After 3 derailments in less than 2 months, Railways ropes in International Experts to fix Kanpur-Lucknow stretch

New Delhi: After three derailments within less than two months, the Indian Railways has roped in international experts to fix its Kanpur-Lucknow stretch.

The Indian Railways has roped in international experts to fix its Kanpur-Lucknow stretch that has witnessed a clutch of train wrecks, even as police hinted on Tuesday that Pakistan’s intelligence agency ISI may have instigated a November crash that claimed more than 150 lives.

Initial investigations have found damaged tracks that led to three derailments in less than two months in the same section. A six-member team of experts from South Korea began probing the incidents on Tuesday and will inspect the spot on Wednesday.

Last week, Japanese experts had conducted a similar inspection of the site where the Indore-Patna express train went off the rails on November 20. Railway experts from Italy will meet Indian Railways officials next month while the railway ministry is also in talks with French experts to carry out a probe.

“The South Korean delegation met top railway ministry officials where they were briefed about the facts related to the accident. Korean experts will carry out ultrasonic flaw detection test on the Kanpur-Lucknow section on Wednesday,” a senior railway ministry official told.

India’s extensive rail network runs 12,000 trains a day and the full-length track could circle the globe over one and a half times. More than 23 million passengers travel on it every day on journeys that extend from one end of the country to another. But the network has a poor safety record, with thousands of people dying in accidents every year, including in train derailments and collisions.

While initial probe by the railways have hinted sabotage, experts are also examining if the derailments were caused due to track fracture. The railway ministry has already sought a CBI inquiry into the crashes after an internal probe report said the fishplate was missing from the tracks at the site of the November 20 derailment.

“During track-patrolling, trackmen Sanjeev Kumar and Ramraj found 50 elastic rail clips and three pairs of fishplates removed from the railway track between Kalyanpur and Mandhana railway stations of Farrukhabad-Kanpur Anwarganj section.

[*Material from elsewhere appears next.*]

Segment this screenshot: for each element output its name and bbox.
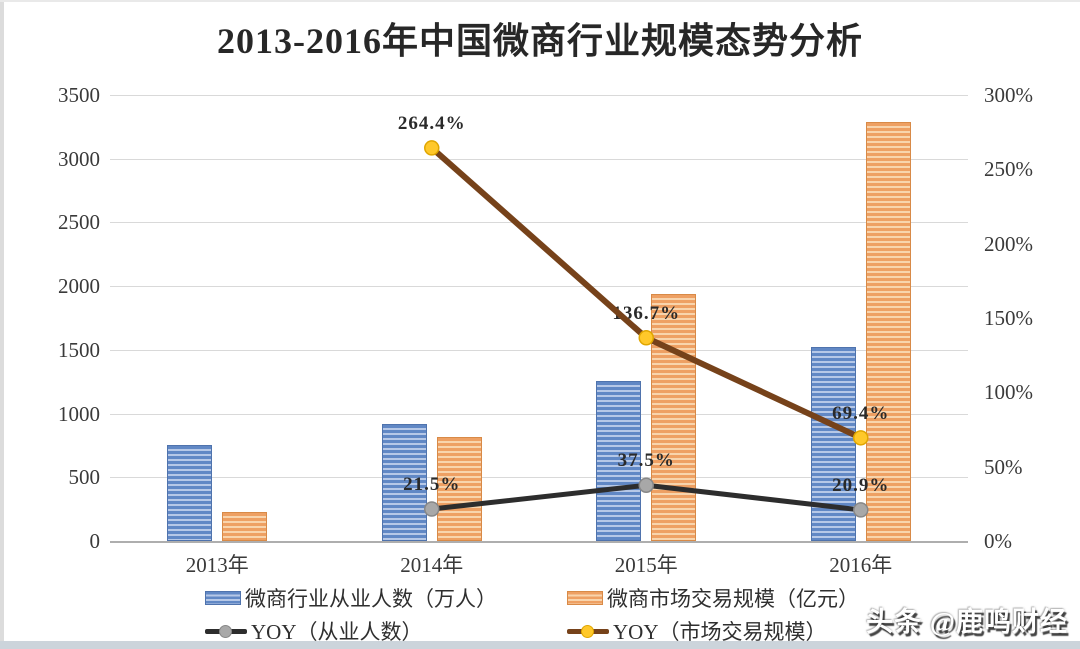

Many cuts by a hacksaw were also found on the track,” the report said.

The country recorded 27,581 railway deaths in 2014, the most recent year for which figures are available, with most victims falling from, or being struck by, moving trains.

Railway ministry will allocate Rs 2,000 crore for track maintenance and safety in the upcoming budget. An official said the railways plans to procure ultrasonic-flaw detection machines for minute scanning of the tracks. The machine, being used in countries such as Japan, Spain and China, employs ultrasonic waves to detect if there is any fracture or physical obstruction on the tracks.

The Indian Railways spends over Rs.55,000 crore annually on safety, but its share on track maintenance has been abysmally low. Sources said the organisation allocated merely Rs.60 crore for safety of tracks in 2012-13 and Rs 287 crore in the next fiscal year. In 2014-15, no money was earmarked for this purpose.

However, the Narendra Modi government increased the expenditure on track safety to Rs 1,200 crore in 2015-16 and Rs 1,508 crore in 2016-17. The railways has nearly 1.3 lakh kilometres of tracks across the country.